RBI Rate Cut Expected
The two monthly data releases gave further rise to the possibility of another key rate cut in RBI's monetary policy meeting scheduled for 4 October. Brokerages expect a 40 to 50 basis point cut in the repo rate in the upcoming meet.
"Contained inflation and a larger negative output gap set the stage for policy easing in October. We expect 40 basis points (cut) cumulatively in Q4," Nomura, the Japanese financial services major said in a research note. It also said that RBI's GDP projection of 6.9 percent in August also appears to be "too optimistic" and it expects another forecast downgrade in the upcoming meet.
Bank of America Merill Lynch (BofAML) also has similar thoughts. "We believe there is a rising case for a 50 basis points RBI rate cut, on October 4, with August inflation coming in at a lower-than-expected 3.2 per cent," it said in a research note. BofAML said that lower yields or lending rates were important to incentivise investment and growth in the country by early 2020. Liquidity crunch has been hurting growth across various sectors that enable economic activity. "We see the RBI MPC cutting to a 4.5 per cent RBI repo rate by September 2020, if global growth weakens," it added.
In August's monetary policy discussion headed by governor Shaktikanta Das, the Central Bank made an unconventional rate cut of 35 basis points to 5.4 percent with a view to revive the Indian economy. It was the fourth consecutive interest rate cut in 2019, however, the previous three meets saw a rate cut of 25 bps each, that is in February, April and June.
Why your bank's FD and loan interest rates are set to fall in October?
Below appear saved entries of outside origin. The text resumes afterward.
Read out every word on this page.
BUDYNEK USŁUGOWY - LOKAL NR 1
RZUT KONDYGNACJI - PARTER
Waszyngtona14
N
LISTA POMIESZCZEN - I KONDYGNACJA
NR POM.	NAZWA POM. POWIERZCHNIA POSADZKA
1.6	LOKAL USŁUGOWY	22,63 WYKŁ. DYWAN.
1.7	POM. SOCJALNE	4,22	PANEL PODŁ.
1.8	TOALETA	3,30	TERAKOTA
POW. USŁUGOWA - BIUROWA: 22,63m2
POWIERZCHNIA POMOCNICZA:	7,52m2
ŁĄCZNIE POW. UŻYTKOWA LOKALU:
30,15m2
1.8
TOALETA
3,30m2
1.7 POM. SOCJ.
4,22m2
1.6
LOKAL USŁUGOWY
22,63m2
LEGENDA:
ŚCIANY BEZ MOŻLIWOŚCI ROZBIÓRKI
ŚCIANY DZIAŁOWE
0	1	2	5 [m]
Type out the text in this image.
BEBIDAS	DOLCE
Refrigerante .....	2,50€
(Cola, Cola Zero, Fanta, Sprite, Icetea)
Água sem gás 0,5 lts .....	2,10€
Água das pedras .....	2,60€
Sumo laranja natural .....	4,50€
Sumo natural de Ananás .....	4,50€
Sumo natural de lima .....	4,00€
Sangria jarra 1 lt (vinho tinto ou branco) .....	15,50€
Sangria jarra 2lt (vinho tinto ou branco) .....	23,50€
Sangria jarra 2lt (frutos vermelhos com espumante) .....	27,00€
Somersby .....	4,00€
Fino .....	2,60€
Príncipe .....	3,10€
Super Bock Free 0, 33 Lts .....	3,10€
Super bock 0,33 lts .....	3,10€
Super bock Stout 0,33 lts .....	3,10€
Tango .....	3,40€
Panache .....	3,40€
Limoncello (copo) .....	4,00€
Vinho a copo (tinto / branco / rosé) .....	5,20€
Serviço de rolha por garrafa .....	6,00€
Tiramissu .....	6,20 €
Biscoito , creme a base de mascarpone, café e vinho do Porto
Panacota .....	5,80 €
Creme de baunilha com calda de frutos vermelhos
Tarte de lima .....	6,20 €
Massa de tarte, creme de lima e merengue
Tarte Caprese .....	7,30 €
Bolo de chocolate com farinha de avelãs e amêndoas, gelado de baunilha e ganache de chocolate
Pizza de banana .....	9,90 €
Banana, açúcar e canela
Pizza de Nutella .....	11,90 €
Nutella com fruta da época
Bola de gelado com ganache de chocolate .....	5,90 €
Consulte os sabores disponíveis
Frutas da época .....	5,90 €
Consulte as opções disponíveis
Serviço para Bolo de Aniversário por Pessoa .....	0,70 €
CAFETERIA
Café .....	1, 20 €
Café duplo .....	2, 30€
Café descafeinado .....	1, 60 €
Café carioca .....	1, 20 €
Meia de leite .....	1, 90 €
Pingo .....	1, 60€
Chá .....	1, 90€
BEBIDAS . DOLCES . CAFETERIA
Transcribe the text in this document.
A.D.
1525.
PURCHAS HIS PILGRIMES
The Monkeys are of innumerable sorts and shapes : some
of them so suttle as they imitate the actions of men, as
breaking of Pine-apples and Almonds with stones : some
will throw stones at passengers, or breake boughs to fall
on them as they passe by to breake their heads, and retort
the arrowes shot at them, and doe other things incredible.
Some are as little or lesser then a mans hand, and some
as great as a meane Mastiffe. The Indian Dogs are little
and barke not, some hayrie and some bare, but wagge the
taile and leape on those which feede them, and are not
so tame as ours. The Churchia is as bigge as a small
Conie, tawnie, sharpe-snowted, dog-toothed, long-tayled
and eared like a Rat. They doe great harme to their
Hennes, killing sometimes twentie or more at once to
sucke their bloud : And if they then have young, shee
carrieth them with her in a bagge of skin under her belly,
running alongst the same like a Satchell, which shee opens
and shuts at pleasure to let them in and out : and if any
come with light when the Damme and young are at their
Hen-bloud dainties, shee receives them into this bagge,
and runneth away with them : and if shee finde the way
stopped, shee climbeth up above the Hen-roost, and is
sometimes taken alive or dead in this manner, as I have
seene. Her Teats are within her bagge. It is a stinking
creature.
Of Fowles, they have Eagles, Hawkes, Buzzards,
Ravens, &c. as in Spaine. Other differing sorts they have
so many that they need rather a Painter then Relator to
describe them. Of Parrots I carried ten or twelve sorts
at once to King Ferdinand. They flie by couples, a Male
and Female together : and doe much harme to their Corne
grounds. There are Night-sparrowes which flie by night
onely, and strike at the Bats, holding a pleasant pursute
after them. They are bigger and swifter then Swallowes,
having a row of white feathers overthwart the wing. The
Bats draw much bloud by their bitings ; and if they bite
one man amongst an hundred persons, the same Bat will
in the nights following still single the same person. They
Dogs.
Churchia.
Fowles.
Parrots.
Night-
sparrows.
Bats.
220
After the August rate cut, RBI and the Finance Ministry urged banks to make a faster transmission of the repo rate cuts in their products. Banks, especially public sector banks, have made multiple interest rates since then on their MCLR as well as deposit interest rates.
To push its efforts, RBI has made it mandatory for PSBs to link their lending rates on floating rate loans to retail, personal and MSME borrowers to an external benchmark from 1 October. Under the external benchmark linking regime, interest rates shall be reset at least once in three months, as per regulations.
Banks have already launched retail loan products like home loans linked to repo rates, which means that with at least 50 percent of loan book linked to external benchmarks in October, a rate cut by RBI on the fourth of the next month will mean further fall in interest rates on loans.
Reduction in interest rates will also be made on deposits, so if you are planning to make a fixed deposit, it is advisable not to wait any longer.